Gubernur Jawa Barat Dedi Mulyadi yang akrab disapa KDM akhir-akhir ini menyita perhatian publik dengan berbagai kebijakan kontroversinya. Salah satunya adalah kebijakan yang dinilai tidak biasa yaitu pendekatan baru dalam menangani anak-anak yang dicap “nakal”. Alih-alih dibina melalui pembinaan di sekolah atau konseling oleh profesional, KDM memberikan gagasan baru bahwa anak-anak tersebut dikirim ke barak militer untuk mendapatkan pembinaan dan pendidikan karakter.
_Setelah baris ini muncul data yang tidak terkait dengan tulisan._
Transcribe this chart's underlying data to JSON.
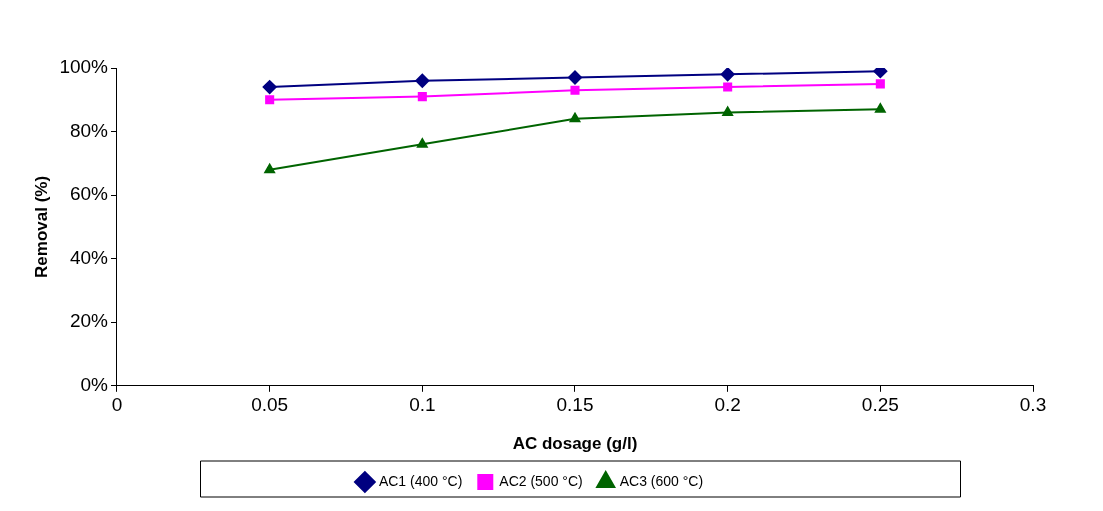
{
  "chart_data": {
    "type": "line",
    "xlabel": "AC dosage (g/l)",
    "ylabel": "Removal (%)",
    "x": [
      0.05,
      0.1,
      0.15,
      0.2,
      0.25
    ],
    "series": [
      {
        "name": "AC1 (400 °C)",
        "color": "#000080",
        "marker": "diamond",
        "values": [
          94,
          96,
          97,
          98,
          99
        ]
      },
      {
        "name": "AC2 (500 °C)",
        "color": "#ff00ff",
        "marker": "square",
        "values": [
          90,
          91,
          93,
          94,
          95
        ]
      },
      {
        "name": "AC3 (600 °C)",
        "color": "#006400",
        "marker": "triangle",
        "values": [
          68,
          76,
          84,
          86,
          87
        ]
      }
    ],
    "xlim": [
      0,
      0.3
    ],
    "xticks": [
      0,
      0.05,
      0.1,
      0.15,
      0.2,
      0.25,
      0.3
    ],
    "ylim": [
      0,
      100
    ],
    "yticks": [
      {
        "value": 0,
        "label": "0%"
      },
      {
        "value": 20,
        "label": "20%"
      },
      {
        "value": 40,
        "label": "40%"
      },
      {
        "value": 60,
        "label": "60%"
      },
      {
        "value": 80,
        "label": "80%"
      },
      {
        "value": 100,
        "label": "100%"
      }
    ],
    "grid": false,
    "legend": "bottom",
    "line_style": "solid"
  }
}
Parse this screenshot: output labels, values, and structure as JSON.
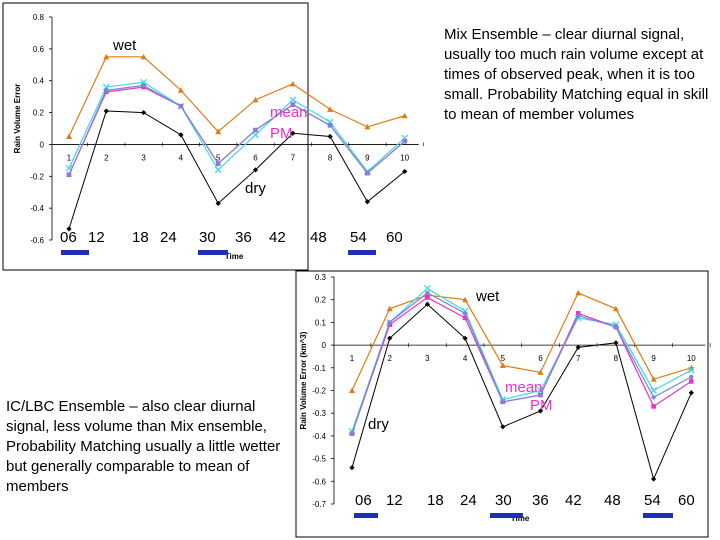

Namun demikian, kebijakan ini memicu perdebatan di berbagai kalangan yang menilai bahwa langkah KDM ini dinilai sebagai solusi cepat yang efektif untuk mengatasi kenakalan remaja, di sisi lain ada pula pihak yang menilai bahwa pendekatan pendidikan di barak militer ini merupakan bentuk militerisasi pendidikan dan pelanggaran hak terhadap anak.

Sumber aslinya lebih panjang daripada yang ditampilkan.